Data Quality
Last updated
Last updated
Vexdata.io enables users to create and manage data quality rules applicable to various data sources, including traditional databases, NoSQL databases like MongoDB, file-based data, and streaming data. These rules help ensure that data meets business quality standards before it is processed or analyzed.
Navigate to the "New Test Case" dropdown in the top right corner of the Vexdata.io interface and select "Data Quality" to start defining a new data quality test case.
Specify the source data for the test case. This data can originate from single or multiple datasets and may be drawn from various databases or files. Refer to steps to create a new source.
In the screenshot above, the user is validating a CSV file (radio button selected). To validate it, the CSV file needs to cross-referenced with lookup tables in Snowflake.
There are two modes of data quality execution. Depending on the type of input source, the mode is selected automatically.
Option 1: Data Quality Rules on Database (like Oracle, Postgres, Snowflake, etc)
For data sourced from a database or Data Warehouse (DWH), apply one of the following rule types:
SQL Queries:
Write SQL queries to express business rules.
Any record returned by the SQL query is considered as bad data.
Example: Validate that no users are registered with an invalid age.
If this query returns any records, these records are considered as bad records and the test case fails.
Column Level Conditions:
Directly specify conditions for individual columns.
Example rule : Age in the users table should be between 1 and 149.
Write SQL expression age > 0 and age < 150
If there are any records where age is below 1 and above 140, the rule will fail and those repords are reported.
In below screenshot, TOTALPRICE > 0
The records for which TOTALPRICE <= 0 will be reported as bad data.
Option 2: Data Quality Rules on Files(CSV, Excel, Json, XML) and No-SQL (Mongo)
For data from files, MongoDB, or streaming sources, rules are executed in-memory. The following four rule types are available.
SQL Queries:
Similar to database input, write SQL-like queries for in-memory data checks.
Example: Ensure that transaction amounts are positive. Refer to section for writing rules in English.
Column Level Conditions:
Directly specify conditions for individual columns.
Example rule : Age in the users table should be between 1 and 149.
Write SQL expression age > 0 and age < 150
If there are any records where age is below 1 and above 140, the rule will fail and those repords are reported.

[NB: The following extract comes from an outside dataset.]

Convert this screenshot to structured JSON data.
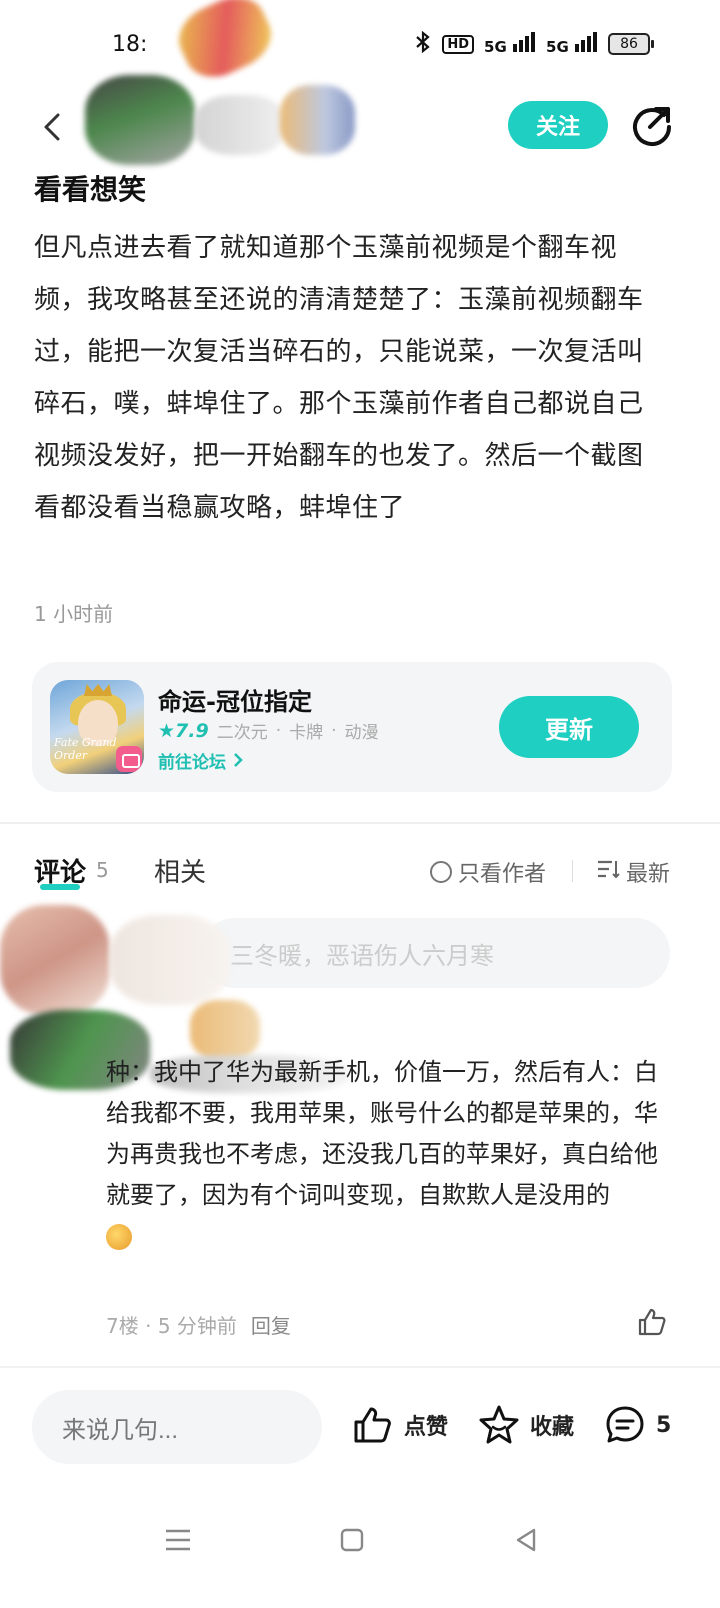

In below screenshot, TOTALPRICE > 0
The records for which TOTALPRICE <= 0 will be reported as bad data.
Foreign Key Validation:
Validate that foreign key values exist in the referenced table.
Example: Ensure every listed state in the 'users' table exists in the 'states' table.
Table Metadata Rules:
Set rules regarding table structure changes.
Select "Column Names" to ensure the column names remain unchanged.
Select "Data Types" to verify that the column types are not altered.
Select "New Columns" to trigger a rule failure when new columns are added.
Select "Removed Columns" to trigger a rule failure when columns are removed.
After defining all data quality rules:
Click "Next" to proceed to configuration.
Assign a name to the test case.
Optionally, schedule and run the test case to enforce data quality checks.